今から30年前、ディルドリンやアルドリンなどの有機塩素剤が使われていました。これは一旦使用すると、木造住宅の耐用年数をはるかに超える期間、薬効が変化しないので「永久保証書」を出すシロアリ業者がいたほどでした。

  ところが、このドリン剤の使用が禁止となり、クロルデンの時代となりました。永久保証はなくなったが、最低10年は保証出来るというので「10年保証」の時代となりました。

  10年間シロアリが出ないということは、よっぽどのことがないかぎり問題が起こらないということでした。したがって、シロアリ屋に10年保証書を出させることでビルダーはシロアリの被害から一切免れることが出来ました。

  そして、昨年からはクロルピリホスの使用も禁止になり、シロアリに対する絶対的な保証がなくなったといえます。たとえ、シロアリ業者が五年保証してくれていても、とんずらされたらただの紙切れにすぎません。責任がビルダーにかかってきます。

  おまけに、高気密住宅では基礎断熱が主流になりつつあります。
北海道や寒冷地など、ヤマトシロアリの被害が少ない地域だと基礎断熱がかなり有効です。

  しかし、千葉以西の暖かい地域で、イエシロアリの被害地で基礎断熱を採用することは、大変にリスキーな話です。しかも、床下暖房が普及してくると、床下はシロアリにとって最適地となってきます。

  つまり、基礎断熱をやって、しかも床下暖房をやって、それで10年保証をしてくれるシロアリ屋が実際にはいないのです。そういった特殊な工法を採用する以上、いざという時はビルダーが自ら保証する必要が生じてきているのです。

  著者の神谷氏はこのことをはっきり言ってはいませんが、文章をよく読むとそうとしかとれません。

  そして、言っているのは、シロアリとの共存です。

  シロアリというのは、枯れた木を処理する自然界の貴重な掃除役で、不可欠の存在です。
  今までのように、薬品で土壌処理をしないかぎり、ベタ基礎の下で生きていると考えねばなりません。しかも、床下が暖められている場合は、シロアリを呼んでいるのと変わりません。

  そして、なんでもかでもシロアリを駆逐しようという考えは間違っていると書いています。

  シロアリは、アリ道を使って移動します。
  アリ道さえ発見すれば、それを駆逐するだけで被害がほとんど防げるというのです。

  つまり、アリをどこかで露呈させればいいというわけです。基礎断熱をやってもいいが、アリを必ず露呈させろというのです。話はよくわかりますが、露呈することにより、当然のことながら断熱性能が落ちます。そのことを我慢してまで基礎断熱にこだわるべきかどうか、ということになってきます。

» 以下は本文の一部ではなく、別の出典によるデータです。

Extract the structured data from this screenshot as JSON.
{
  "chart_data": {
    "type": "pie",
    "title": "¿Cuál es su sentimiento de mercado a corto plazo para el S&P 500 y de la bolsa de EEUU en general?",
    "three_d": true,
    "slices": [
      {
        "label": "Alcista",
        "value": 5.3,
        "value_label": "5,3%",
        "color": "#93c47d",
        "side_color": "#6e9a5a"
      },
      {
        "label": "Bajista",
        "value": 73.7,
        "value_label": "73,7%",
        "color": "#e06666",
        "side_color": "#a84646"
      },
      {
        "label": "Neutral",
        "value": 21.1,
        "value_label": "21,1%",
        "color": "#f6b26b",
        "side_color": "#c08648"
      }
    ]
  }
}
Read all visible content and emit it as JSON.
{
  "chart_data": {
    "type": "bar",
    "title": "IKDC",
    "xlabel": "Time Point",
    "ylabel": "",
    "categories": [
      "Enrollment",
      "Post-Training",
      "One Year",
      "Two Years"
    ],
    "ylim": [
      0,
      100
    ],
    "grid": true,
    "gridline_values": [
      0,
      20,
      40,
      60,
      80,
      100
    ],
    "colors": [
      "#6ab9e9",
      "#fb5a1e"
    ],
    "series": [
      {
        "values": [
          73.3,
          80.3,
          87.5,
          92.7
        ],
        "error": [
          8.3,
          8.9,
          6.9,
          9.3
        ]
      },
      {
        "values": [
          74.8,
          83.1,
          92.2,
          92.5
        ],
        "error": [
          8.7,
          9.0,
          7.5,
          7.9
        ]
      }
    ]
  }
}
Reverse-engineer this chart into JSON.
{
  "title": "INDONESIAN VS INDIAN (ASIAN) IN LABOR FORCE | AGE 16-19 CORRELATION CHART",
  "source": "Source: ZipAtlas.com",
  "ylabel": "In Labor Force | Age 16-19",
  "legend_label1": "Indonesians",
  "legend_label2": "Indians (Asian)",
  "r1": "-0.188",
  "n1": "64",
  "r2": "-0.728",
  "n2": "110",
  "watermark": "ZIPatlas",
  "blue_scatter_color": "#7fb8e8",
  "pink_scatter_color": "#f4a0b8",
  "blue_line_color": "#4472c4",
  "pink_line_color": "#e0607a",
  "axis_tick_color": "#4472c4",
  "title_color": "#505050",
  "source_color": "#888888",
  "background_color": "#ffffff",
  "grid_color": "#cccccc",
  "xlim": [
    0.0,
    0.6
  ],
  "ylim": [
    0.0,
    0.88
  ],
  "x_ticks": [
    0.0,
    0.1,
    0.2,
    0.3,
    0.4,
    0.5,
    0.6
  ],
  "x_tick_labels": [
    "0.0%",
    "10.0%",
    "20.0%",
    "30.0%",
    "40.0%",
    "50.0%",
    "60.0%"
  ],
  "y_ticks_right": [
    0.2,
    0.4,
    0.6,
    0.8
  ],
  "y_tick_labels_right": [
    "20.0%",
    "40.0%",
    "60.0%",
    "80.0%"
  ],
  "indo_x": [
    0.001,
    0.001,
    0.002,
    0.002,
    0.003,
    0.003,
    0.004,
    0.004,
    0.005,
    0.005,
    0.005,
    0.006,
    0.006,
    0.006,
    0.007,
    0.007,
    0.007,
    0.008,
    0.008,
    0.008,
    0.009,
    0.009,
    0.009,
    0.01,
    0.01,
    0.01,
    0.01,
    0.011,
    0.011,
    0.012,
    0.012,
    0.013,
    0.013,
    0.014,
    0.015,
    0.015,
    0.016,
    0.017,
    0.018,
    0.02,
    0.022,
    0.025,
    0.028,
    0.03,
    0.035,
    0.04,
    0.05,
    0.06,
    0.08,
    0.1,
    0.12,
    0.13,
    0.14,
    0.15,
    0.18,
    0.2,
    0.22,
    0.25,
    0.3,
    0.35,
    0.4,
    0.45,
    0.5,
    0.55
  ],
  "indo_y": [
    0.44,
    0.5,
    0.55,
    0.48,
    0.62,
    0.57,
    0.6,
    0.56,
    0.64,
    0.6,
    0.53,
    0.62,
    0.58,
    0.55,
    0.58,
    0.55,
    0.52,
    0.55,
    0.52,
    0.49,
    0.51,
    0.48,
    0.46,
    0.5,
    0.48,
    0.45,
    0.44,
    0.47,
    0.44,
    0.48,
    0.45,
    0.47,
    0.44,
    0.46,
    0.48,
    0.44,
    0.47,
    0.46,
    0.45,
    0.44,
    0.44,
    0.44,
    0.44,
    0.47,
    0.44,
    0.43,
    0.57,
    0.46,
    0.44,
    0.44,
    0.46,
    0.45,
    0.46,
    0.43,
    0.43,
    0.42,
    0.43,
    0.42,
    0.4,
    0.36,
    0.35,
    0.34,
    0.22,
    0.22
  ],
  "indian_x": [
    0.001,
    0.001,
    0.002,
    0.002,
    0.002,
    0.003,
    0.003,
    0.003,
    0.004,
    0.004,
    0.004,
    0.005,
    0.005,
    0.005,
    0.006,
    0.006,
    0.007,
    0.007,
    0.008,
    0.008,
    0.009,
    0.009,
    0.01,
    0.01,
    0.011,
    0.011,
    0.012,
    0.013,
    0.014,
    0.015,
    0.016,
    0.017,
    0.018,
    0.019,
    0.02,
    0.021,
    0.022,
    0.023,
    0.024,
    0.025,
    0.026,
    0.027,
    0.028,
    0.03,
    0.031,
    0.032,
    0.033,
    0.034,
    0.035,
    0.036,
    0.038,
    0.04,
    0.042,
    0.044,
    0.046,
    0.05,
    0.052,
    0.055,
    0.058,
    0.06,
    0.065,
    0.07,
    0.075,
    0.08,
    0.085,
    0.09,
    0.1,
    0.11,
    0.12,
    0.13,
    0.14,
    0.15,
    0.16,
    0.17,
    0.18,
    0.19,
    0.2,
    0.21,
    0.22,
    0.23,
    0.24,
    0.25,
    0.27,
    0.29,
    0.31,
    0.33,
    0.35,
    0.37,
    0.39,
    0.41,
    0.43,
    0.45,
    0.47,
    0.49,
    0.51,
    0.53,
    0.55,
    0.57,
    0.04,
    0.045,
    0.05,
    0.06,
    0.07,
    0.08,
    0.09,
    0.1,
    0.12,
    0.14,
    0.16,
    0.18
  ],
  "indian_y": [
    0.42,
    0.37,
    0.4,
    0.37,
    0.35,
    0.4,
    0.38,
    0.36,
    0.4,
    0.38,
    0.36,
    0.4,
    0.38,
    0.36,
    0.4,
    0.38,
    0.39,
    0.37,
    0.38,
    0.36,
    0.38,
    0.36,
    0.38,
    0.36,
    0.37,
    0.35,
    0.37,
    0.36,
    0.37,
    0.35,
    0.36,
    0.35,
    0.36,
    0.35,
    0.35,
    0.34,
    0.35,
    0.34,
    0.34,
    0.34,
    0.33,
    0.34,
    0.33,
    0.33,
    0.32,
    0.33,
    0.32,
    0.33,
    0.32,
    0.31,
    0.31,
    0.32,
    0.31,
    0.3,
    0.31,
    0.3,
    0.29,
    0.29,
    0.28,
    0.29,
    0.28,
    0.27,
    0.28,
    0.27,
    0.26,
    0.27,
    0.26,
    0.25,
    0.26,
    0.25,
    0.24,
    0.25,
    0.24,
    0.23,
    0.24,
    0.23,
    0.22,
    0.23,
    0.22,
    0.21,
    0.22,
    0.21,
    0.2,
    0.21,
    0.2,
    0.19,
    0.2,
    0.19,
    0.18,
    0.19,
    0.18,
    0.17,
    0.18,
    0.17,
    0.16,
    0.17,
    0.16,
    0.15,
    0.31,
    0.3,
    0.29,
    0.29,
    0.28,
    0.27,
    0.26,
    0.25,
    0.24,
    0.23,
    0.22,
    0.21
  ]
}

  必ずアリ道がわかるような構造にしておき、定期点検さえやれば被害は防げるといいます。

  その定期点検を誰がやるかということです。

  シロアリ屋に頼めば、当然費用がかかります。いや、誰が点検しても、費用そのものはかかります。しかし、ビルダーは定期点検をうたい文句にしています。
  どうせ点検をするのなら、床下のアリ道の点検を義務化し、項目に加えればいいだけのことです。
  しかし、その意義の大きさをどれだけ理解しているかということが問題になってきます。

  そして、アリ道が発見されたら、その時に本当のプロに頼むべきだといいます。

  10年前から、忌避性をなくし、伝達性を高めた本格的な駆逐剤が登場してきていると言います。
  一つはフェノブカルブの高精度マイクロカプセル剤であり、もう一つはイミダクロプリドのフロアブル剤だといいます。

  もちろん、これ以外にもいろんな脱有機塩素系の薬剤が開発されてきている。それらを多用して、近隣からシロアリを駆除すると考えるのではなく、最小の薬剤で被害を最小に抑えてゆこうというのですから、非常に話がよくわかる。ただし、炭とかヒバ油などの効果は薄いとか。

  しかし、ビルダーとして、また消費者として、これは意識改革を伴う提案で、頭で理解出来ても態勢ができない以上は簡単に受け入れることは出来ません。

  ではありますが、大変に考えさせられる出色の本であることは間違いありません。